Far too many people are in low productivity, insecure jobs, struggling to make ends meet. The thesis in this report – produced jointly by the Centre for Social Justice (CSJ) and the John Mills Institute for Prosperity (JMI) – is that these problems would be much more manageable if the economy was performing better, growing faster and doing so with less regional inequality.
The UK is still a rich country by world standards, but it is suffering from low economic growth compared with many other economies, particularly many in the Far East. The need to respond to this challenge has not been lost on policy makers in either the recent or more distant past.

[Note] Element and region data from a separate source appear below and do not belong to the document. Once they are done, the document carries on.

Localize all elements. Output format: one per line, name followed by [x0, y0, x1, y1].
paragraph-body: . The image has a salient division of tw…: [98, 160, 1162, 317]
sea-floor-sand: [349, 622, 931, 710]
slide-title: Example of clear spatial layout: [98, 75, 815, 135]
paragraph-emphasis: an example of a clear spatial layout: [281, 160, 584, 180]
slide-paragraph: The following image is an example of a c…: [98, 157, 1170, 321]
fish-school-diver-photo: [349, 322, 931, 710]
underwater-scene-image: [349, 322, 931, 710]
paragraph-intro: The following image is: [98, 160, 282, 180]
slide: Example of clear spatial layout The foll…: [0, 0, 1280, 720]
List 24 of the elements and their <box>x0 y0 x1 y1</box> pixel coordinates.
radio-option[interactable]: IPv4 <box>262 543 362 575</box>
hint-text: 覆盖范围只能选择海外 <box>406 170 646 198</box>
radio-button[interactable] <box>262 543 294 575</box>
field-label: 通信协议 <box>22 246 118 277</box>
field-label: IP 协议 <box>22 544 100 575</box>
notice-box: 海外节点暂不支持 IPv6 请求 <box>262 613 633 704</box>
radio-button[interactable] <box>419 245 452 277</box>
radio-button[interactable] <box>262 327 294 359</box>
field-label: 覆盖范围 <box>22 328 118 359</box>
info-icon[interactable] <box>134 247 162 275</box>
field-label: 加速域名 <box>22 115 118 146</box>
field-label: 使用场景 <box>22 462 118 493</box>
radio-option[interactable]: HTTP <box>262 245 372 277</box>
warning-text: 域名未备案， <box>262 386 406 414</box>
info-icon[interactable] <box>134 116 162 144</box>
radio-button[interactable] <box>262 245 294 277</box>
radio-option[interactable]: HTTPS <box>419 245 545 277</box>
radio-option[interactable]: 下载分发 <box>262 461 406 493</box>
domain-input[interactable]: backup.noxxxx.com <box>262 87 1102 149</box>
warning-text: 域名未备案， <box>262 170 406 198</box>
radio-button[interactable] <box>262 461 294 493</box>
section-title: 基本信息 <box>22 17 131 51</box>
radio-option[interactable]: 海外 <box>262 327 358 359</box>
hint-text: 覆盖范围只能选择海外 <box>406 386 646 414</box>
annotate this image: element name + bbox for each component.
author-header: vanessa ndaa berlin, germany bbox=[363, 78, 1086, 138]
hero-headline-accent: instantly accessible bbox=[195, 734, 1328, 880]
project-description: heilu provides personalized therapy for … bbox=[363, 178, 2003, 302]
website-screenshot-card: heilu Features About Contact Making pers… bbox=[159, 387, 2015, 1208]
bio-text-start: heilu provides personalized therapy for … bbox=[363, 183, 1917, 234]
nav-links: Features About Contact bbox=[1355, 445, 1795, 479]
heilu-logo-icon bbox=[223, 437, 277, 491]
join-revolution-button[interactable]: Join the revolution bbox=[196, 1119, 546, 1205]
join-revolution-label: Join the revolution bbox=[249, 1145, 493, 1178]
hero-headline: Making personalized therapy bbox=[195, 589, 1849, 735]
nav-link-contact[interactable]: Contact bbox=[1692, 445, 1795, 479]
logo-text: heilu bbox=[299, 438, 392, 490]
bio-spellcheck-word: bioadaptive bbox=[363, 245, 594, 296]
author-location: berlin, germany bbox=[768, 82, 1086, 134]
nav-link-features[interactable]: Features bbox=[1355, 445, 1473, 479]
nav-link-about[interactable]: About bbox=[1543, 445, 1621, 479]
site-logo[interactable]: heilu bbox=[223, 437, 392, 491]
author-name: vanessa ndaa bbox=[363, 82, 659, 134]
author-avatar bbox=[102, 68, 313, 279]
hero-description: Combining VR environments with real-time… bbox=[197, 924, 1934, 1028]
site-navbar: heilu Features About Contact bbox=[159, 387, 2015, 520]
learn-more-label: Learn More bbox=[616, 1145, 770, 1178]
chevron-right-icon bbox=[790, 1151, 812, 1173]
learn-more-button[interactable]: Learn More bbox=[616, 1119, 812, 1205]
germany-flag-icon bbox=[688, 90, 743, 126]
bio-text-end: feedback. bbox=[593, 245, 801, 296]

The issue raised in this report, however, is whether the focus of nearly all this work has been on the real root cause of the UK’s mediocre growth and massive inequality problem or whether too much effort has gone into researching supply side solutions rather focusing on the demand side of the productivity challenge.
Key findings in this report:
- The conventional approach to considering why the UK economy has been growing so slowly has been to focus almost entirely on supply side factors.
- Supply-side remedies on their own do too little to make sufficient difference. We estimate that, in relatively slow growing economies such as ours, successful implementation of the whole of the supply side agenda is capable of contributing no more than about a 0.5% increase in GDP per annum.
- The high return categories of investment are mostly found in the private sector, clustering around mechanisation, the application of technology and the use of power.
- A critically important feature about investments in mechanisation, technology and power, however, is that they tend to be found in the internationally traded, highly competitive privately owned light industrial sector, where profitability is key.
- To ensure that investment of the high growth orientated type is generated in sufficient quantities, the economy has to be able to sell its manufactured output into the world market at competitive prices.
- This is what produces the export-led growth which makes investment profitable enough to make sure that it materialises on a sufficient scale, thus generating greater productivity, rising GDP and increasing living standards.
- The reality is that no economy can grow as fast as the world average if it is losing share of world trade and no developed and diversified economy can grow reasonably rapidly – let alone in a balanced way – unless it has a prosperous manufacturing sector.